Sob o chapéu da sustentabilidade, apostam em espécies invasoras, peixes vorazes como a corvinata, que nas águas salobras do Mar da Palha pode ultrapassar os 20 quilos, e o siluro, que é apanhado a montante e chega a ser maior do que um homem adulto. Pelas mãos do chef Douglas Prates, ganham a forma de maki, sashimi e nigiri, ao lado de sardinhas, carapaus e outras espécies da costa. O arroz, esse é da Lezíria. “O princípio foi pensar: o que faria um sushiman japonês que viesse viver para o Barreiro?”
Regra: “Aquilo que entendermos fazer”
O espírito não muda nos restantes balcões, agrupados no centro da nave do mercado. Um dedicado à pastelaria, onde são feitas as sobremesas, outro de bar, chamado Roastelier porque é ali feita a torrefacção do café, e o Raiz, que é o coração de todo o empreendimento. Aqui, a cozinha tem como regra não ter regra. “É aquilo que entendermos fazer”, resume Tiago.
Dentro das disponibilidades de estação, de produtores locais – a filosofia quilómetro-zero dita a prioridade –, mas sem cair no excesso de forçar aquilo que não existe. “Se tenho um produto melhor noutra região, não vou fazer ‘demagogia’”, admite Tiago, para apresentar o couvert, que junta azeite da Beira Baixa, manteiga açoriana e pão do Casal do Marco (Seixal).
Nessa regra de não haver regras cabem, por exemplo, uns choquinhos fritos pré-confeccionados a vácuo, capazes de deixar muitos setubalenses sem chão, mas também rissóis de lamejinha, um bivalve apanhado no estuário do Tejo (e depurado), com um copioso arroz de tomate ou de grelos, consoante a época. Ou umas vieiras (“japonesas, não vale a pena inventar, as nacionais não se lhes comparam”) servidas em molho wafu com cogumelos shiitake produzidos no concelho do Montijo e colhidos segundo especificações do chef. O prato, esse é daqueles que reconfortam em dias frios, e come-se à colher, para não perder nada.

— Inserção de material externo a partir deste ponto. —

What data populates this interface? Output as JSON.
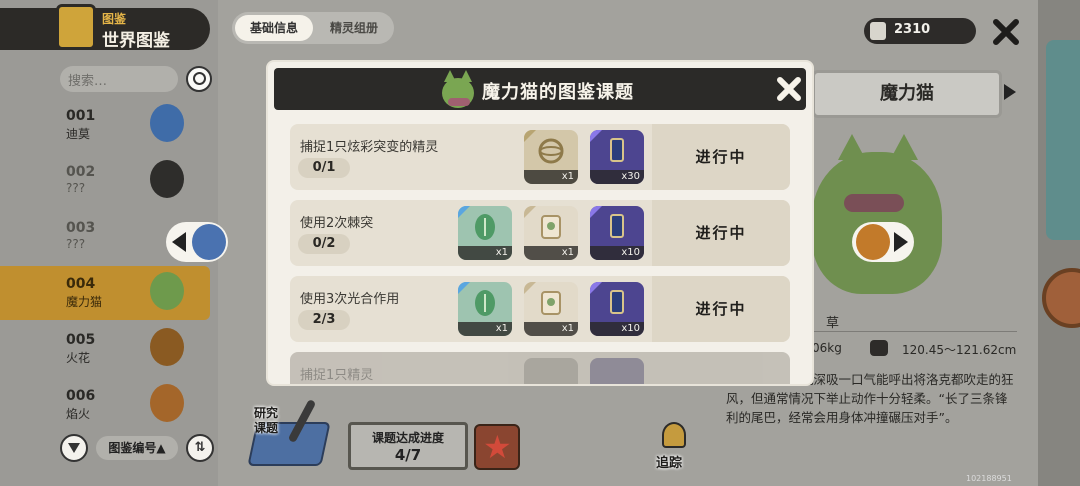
{
  "sidebar": {
    "brand_small": "图鉴",
    "brand_big": "世界图鉴",
    "search_placeholder": "搜索…",
    "entries": [
      {
        "num": "001",
        "name": "迪莫"
      },
      {
        "num": "002",
        "name": "???"
      },
      {
        "num": "003",
        "name": "???"
      },
      {
        "num": "004",
        "name": "魔力猫"
      },
      {
        "num": "005",
        "name": "火花"
      },
      {
        "num": "006",
        "name": "焰火"
      }
    ],
    "sort_label": "图鉴编号▲",
    "sort_order_icon": "⇅"
  },
  "tabs": [
    "基础信息",
    "精灵组册"
  ],
  "coins": "2310",
  "pet": {
    "name": "魔力猫",
    "attribute": "草",
    "weight": "06kg",
    "height": "120.45～121.62cm",
    "description": "体型巨大，据说深吸一口气能呼出将洛克都吹走的狂风，但通常情况下举止动作十分轻柔。“长了三条锋利的尾巴，经常会用身体冲撞碾压对手”。"
  },
  "research": {
    "label_line1": "研究",
    "label_line2": "课题",
    "progress_label": "课题达成进度",
    "progress_value": "4/7",
    "track_label": "追踪"
  },
  "modal": {
    "title": "魔力猫的图鉴课题",
    "tasks": [
      {
        "desc": "捕捉1只炫彩突变的精灵",
        "progress": "0/1",
        "status": "进行中",
        "rewards": [
          {
            "kind": "gold",
            "icon": "orb-icon",
            "qty": "x1"
          },
          {
            "kind": "purple",
            "icon": "charm-icon",
            "qty": "x30"
          }
        ]
      },
      {
        "desc": "使用2次棘突",
        "progress": "0/2",
        "status": "进行中",
        "rewards": [
          {
            "kind": "green",
            "icon": "leaf-gem-icon",
            "qty": "x1"
          },
          {
            "kind": "cream",
            "icon": "scroll-icon",
            "qty": "x1"
          },
          {
            "kind": "purple",
            "icon": "charm-icon",
            "qty": "x10"
          }
        ]
      },
      {
        "desc": "使用3次光合作用",
        "progress": "2/3",
        "status": "进行中",
        "rewards": [
          {
            "kind": "green",
            "icon": "leaf-gem-icon",
            "qty": "x1"
          },
          {
            "kind": "cream",
            "icon": "scroll-icon",
            "qty": "x1"
          },
          {
            "kind": "purple",
            "icon": "charm-icon",
            "qty": "x10"
          }
        ]
      },
      {
        "desc": "捕捉1只精灵",
        "progress": "",
        "status": "",
        "rewards": []
      }
    ]
  },
  "corner_id": "102188951",
  "colors": {
    "header": "#2b2a28",
    "selected": "#c08f2f",
    "modal_bg": "#f3f0e9"
  }
}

Pratos vegetarianos, também os há, não como mera “opção” para contentar clientes com restrições alimentares, mas como pratos de pleno direito, pensados para saciar omnívoros sem reclamações de faltar ali alguma coisa.
O wellington de beterraba é um desses casos, feito com uma variedade de beterraba criada por um produtor do Pinhal Novo “em solo arejado”, que resulta numa polpa mais suave e carnuda, menos densa, com uma tonalidade e uma textura que causam surpresa à primeira garfada. Além do tubérculo-estrela, completam o quadro o queijo de cabra Ortodoxo, da Arrábida, um demi-glace de legumes, puré de batata trufado e caldo borgonhês de castelão.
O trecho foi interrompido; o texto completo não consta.